身穿蓝色宫装,梳着双刀鬓的贤妃惊异的看着祁暮妤。
当初安国嫁给贺家是何等的风光,如今,怎就落得如此下场?
祁暮妤沉着俏脸,坐在下首,目露担忧:“这块碎布乃是安国差人送过来的,若不是身不由己,何苦求一个乞儿来祁府,更别说这碎布乃是贡品冰丝绸所缝制的宫装?”
“妤儿言之有理,贤妃娘娘,此事还是禀明皇上,想必皇上应当会调查一番才好下定论。”
祁暮寒坐在祁暮妤的身侧,看向贤妃。
祁暮妤与安国的交情自然是十分深厚的,贤妃知晓,祁暮寒亦是知晓,若这件事今日不查个水落石出,她怕是寝食难安。

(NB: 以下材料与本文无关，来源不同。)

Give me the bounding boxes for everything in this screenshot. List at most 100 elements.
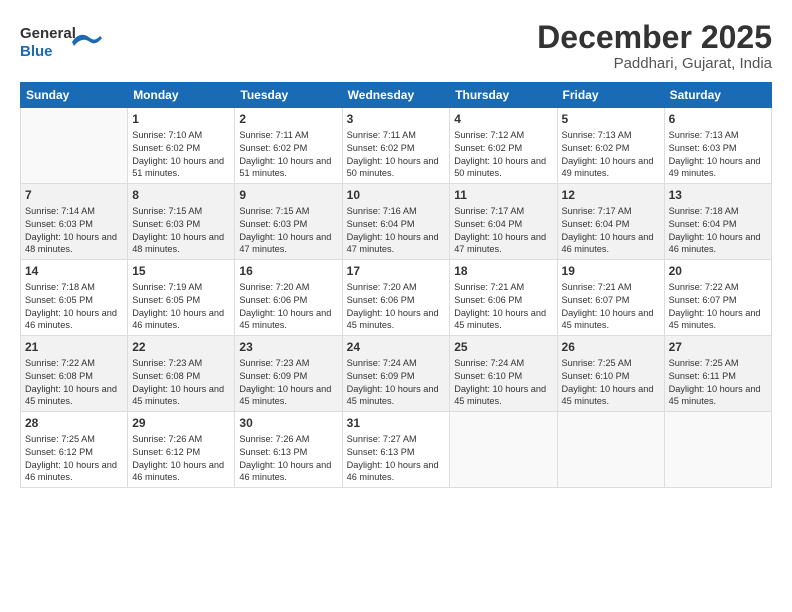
- day-info: Sunrise: 7:11 AM Sunset: 6:02 PM Dayligh…: [239, 129, 337, 180]
- day-info: Sunrise: 7:14 AM Sunset: 6:03 PM Dayligh…: [25, 205, 123, 256]
- calendar-day: 30Sunrise: 7:26 AM Sunset: 6:13 PM Dayli…: [235, 411, 342, 487]
- calendar-day: 28 Sunrise: 7:25 AM Sunset: 6:12 PM Dayli…: [21, 411, 128, 487]
- col-sunday: Sunday: [21, 83, 128, 108]
- calendar-day: 15 Sunrise: 7:19 AM Sunset: 6:05 PM Dayli…: [128, 260, 235, 336]
- logo-svg: General Blue: [20, 20, 110, 65]
- col-wednesday: Wednesday: [342, 83, 450, 108]
- calendar-day: 24Sunrise: 7:24 AM Sunset: 6:09 PM Dayli…: [342, 336, 450, 412]
- day-number: 22: [132, 339, 230, 355]
- calendar-day: 3Sunrise: 7:11 AM Sunset: 6:02 PM Daylig…: [342, 108, 450, 184]
- day-info: Sunrise: 7:27 AM Sunset: 6:13 PM Dayligh…: [347, 433, 446, 484]
- location: Paddhari, Gujarat, India: [537, 55, 772, 72]
- day-info: Sunrise: 7:22 AM Sunset: 6:07 PM Dayligh…: [669, 281, 767, 332]
- calendar-day: 21 Sunrise: 7:22 AM Sunset: 6:08 PM Dayli…: [21, 336, 128, 412]
- day-info: Sunrise: 7:23 AM Sunset: 6:08 PM Dayligh…: [132, 357, 230, 408]
- calendar-day: [450, 411, 557, 487]
- day-number: 18: [454, 263, 552, 279]
- calendar-day: 18 Sunrise: 7:21 AM Sunset: 6:06 PM Dayli…: [450, 260, 557, 336]
- logo: General Blue: [20, 20, 110, 70]
- calendar-day: 8 Sunrise: 7:15 AM Sunset: 6:03 PM Daylig…: [128, 184, 235, 260]
- day-info: Sunrise: 7:22 AM Sunset: 6:08 PM Dayligh…: [25, 357, 123, 408]
- calendar-day: 25Sunrise: 7:24 AM Sunset: 6:10 PM Dayli…: [450, 336, 557, 412]
- calendar-week-4: 21 Sunrise: 7:22 AM Sunset: 6:08 PM Dayli…: [21, 336, 772, 412]
- day-info: Sunrise: 7:25 AM Sunset: 6:11 PM Dayligh…: [669, 357, 767, 408]
- day-number: 9: [239, 187, 337, 203]
- calendar-week-5: 28 Sunrise: 7:25 AM Sunset: 6:12 PM Dayli…: [21, 411, 772, 487]
- calendar-week-3: 14 Sunrise: 7:18 AM Sunset: 6:05 PM Dayli…: [21, 260, 772, 336]
- col-friday: Friday: [557, 83, 664, 108]
- day-number: 12: [562, 187, 660, 203]
- day-info: Sunrise: 7:12 AM Sunset: 6:02 PM Dayligh…: [454, 129, 552, 180]
- day-info: Sunrise: 7:15 AM Sunset: 6:03 PM Dayligh…: [239, 205, 337, 256]
- calendar-day: 4 Sunrise: 7:12 AM Sunset: 6:02 PM Daylig…: [450, 108, 557, 184]
- day-info: Sunrise: 7:15 AM Sunset: 6:03 PM Dayligh…: [132, 205, 230, 256]
- day-info: Sunrise: 7:17 AM Sunset: 6:04 PM Dayligh…: [454, 205, 552, 256]
- header: General Blue December 2025 Paddhari, Guj…: [20, 20, 772, 72]
- day-info: Sunrise: 7:21 AM Sunset: 6:07 PM Dayligh…: [562, 281, 660, 332]
- month-title: December 2025: [537, 20, 772, 55]
- day-info: Sunrise: 7:16 AM Sunset: 6:04 PM Dayligh…: [347, 205, 446, 256]
- col-saturday: Saturday: [664, 83, 771, 108]
- day-info: Sunrise: 7:25 AM Sunset: 6:12 PM Dayligh…: [25, 433, 123, 484]
- calendar-day: 31 Sunrise: 7:27 AM Sunset: 6:13 PM Dayli…: [342, 411, 450, 487]
- day-info: Sunrise: 7:10 AM Sunset: 6:02 PM Dayligh…: [132, 129, 230, 180]
- title-block: December 2025 Paddhari, Gujarat, India: [537, 20, 772, 72]
- day-number: 15: [132, 263, 230, 279]
- calendar-day: 20 Sunrise: 7:22 AM Sunset: 6:07 PM Dayli…: [664, 260, 771, 336]
- day-info: Sunrise: 7:20 AM Sunset: 6:06 PM Dayligh…: [239, 281, 337, 332]
- day-number: 27: [669, 339, 767, 355]
- calendar-day: 5Sunrise: 7:13 AM Sunset: 6:02 PM Daylig…: [557, 108, 664, 184]
- calendar-day: 14 Sunrise: 7:18 AM Sunset: 6:05 PM Dayli…: [21, 260, 128, 336]
- day-info: Sunrise: 7:18 AM Sunset: 6:05 PM Dayligh…: [25, 281, 123, 332]
- day-number: 8: [132, 187, 230, 203]
- calendar-header-row: Sunday Monday Tuesday Wednesday Thursday…: [21, 83, 772, 108]
- calendar-day: 11 Sunrise: 7:17 AM Sunset: 6:04 PM Dayli…: [450, 184, 557, 260]
- col-thursday: Thursday: [450, 83, 557, 108]
- calendar-day: 13Sunrise: 7:18 AM Sunset: 6:04 PM Dayli…: [664, 184, 771, 260]
- day-info: Sunrise: 7:24 AM Sunset: 6:10 PM Dayligh…: [454, 357, 552, 408]
- calendar-day: 23Sunrise: 7:23 AM Sunset: 6:09 PM Dayli…: [235, 336, 342, 412]
- day-info: Sunrise: 7:23 AM Sunset: 6:09 PM Dayligh…: [239, 357, 337, 408]
- day-info: Sunrise: 7:25 AM Sunset: 6:10 PM Dayligh…: [562, 357, 660, 408]
- day-number: 28: [25, 415, 123, 431]
- day-number: 17: [347, 263, 446, 279]
- day-number: 5: [562, 111, 660, 127]
- calendar-day: 10 Sunrise: 7:16 AM Sunset: 6:04 PM Dayli…: [342, 184, 450, 260]
- day-info: Sunrise: 7:21 AM Sunset: 6:06 PM Dayligh…: [454, 281, 552, 332]
- calendar-day: 19Sunrise: 7:21 AM Sunset: 6:07 PM Dayli…: [557, 260, 664, 336]
- day-number: 11: [454, 187, 552, 203]
- calendar-week-1: 1Sunrise: 7:10 AM Sunset: 6:02 PM Daylig…: [21, 108, 772, 184]
- day-info: Sunrise: 7:11 AM Sunset: 6:02 PM Dayligh…: [347, 129, 446, 180]
- calendar-week-2: 7 Sunrise: 7:14 AM Sunset: 6:03 PM Daylig…: [21, 184, 772, 260]
- calendar-day: 6Sunrise: 7:13 AM Sunset: 6:03 PM Daylig…: [664, 108, 771, 184]
- svg-text:Blue: Blue: [20, 43, 53, 60]
- col-monday: Monday: [128, 83, 235, 108]
- day-info: Sunrise: 7:19 AM Sunset: 6:05 PM Dayligh…: [132, 281, 230, 332]
- day-number: 26: [562, 339, 660, 355]
- calendar-day: 7 Sunrise: 7:14 AM Sunset: 6:03 PM Daylig…: [21, 184, 128, 260]
- day-number: 2: [239, 111, 337, 127]
- day-number: 10: [347, 187, 446, 203]
- calendar-day: [557, 411, 664, 487]
- day-number: 21: [25, 339, 123, 355]
- day-number: 20: [669, 263, 767, 279]
- col-tuesday: Tuesday: [235, 83, 342, 108]
- day-number: 7: [25, 187, 123, 203]
- calendar-day: 29Sunrise: 7:26 AM Sunset: 6:12 PM Dayli…: [128, 411, 235, 487]
- calendar-day: 27 Sunrise: 7:25 AM Sunset: 6:11 PM Dayli…: [664, 336, 771, 412]
- day-number: 31: [347, 415, 446, 431]
- day-number: 4: [454, 111, 552, 127]
- day-info: Sunrise: 7:20 AM Sunset: 6:06 PM Dayligh…: [347, 281, 446, 332]
- calendar-day: [664, 411, 771, 487]
- calendar-day: 22 Sunrise: 7:23 AM Sunset: 6:08 PM Dayli…: [128, 336, 235, 412]
- day-number: 30: [239, 415, 337, 431]
- calendar-table: Sunday Monday Tuesday Wednesday Thursday…: [20, 82, 772, 488]
- calendar-day: [21, 108, 128, 184]
- day-number: 14: [25, 263, 123, 279]
- day-number: 29: [132, 415, 230, 431]
- page: General Blue December 2025 Paddhari, Guj…: [0, 0, 792, 612]
- calendar-day: 1Sunrise: 7:10 AM Sunset: 6:02 PM Daylig…: [128, 108, 235, 184]
- day-number: 6: [669, 111, 767, 127]
- calendar-day: 17 Sunrise: 7:20 AM Sunset: 6:06 PM Dayli…: [342, 260, 450, 336]
- day-number: 24: [347, 339, 446, 355]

“好一个贺显,好一个贺家!我儿乃当朝公主,皇上的金枝玉叶,他居然敢阴奉阳违!”
从小一直捧在手里怕摔了,含在嘴里怕化了的女儿如今遭遇窘境,她这个母妃居然毫不知情,怎能叫贤妃不心生愤怒?
“我儿几时受过这般委屈?本宫这就去乾阳殿面见皇上,请不出暗卫,本宫便跪死在那乾阳殿。”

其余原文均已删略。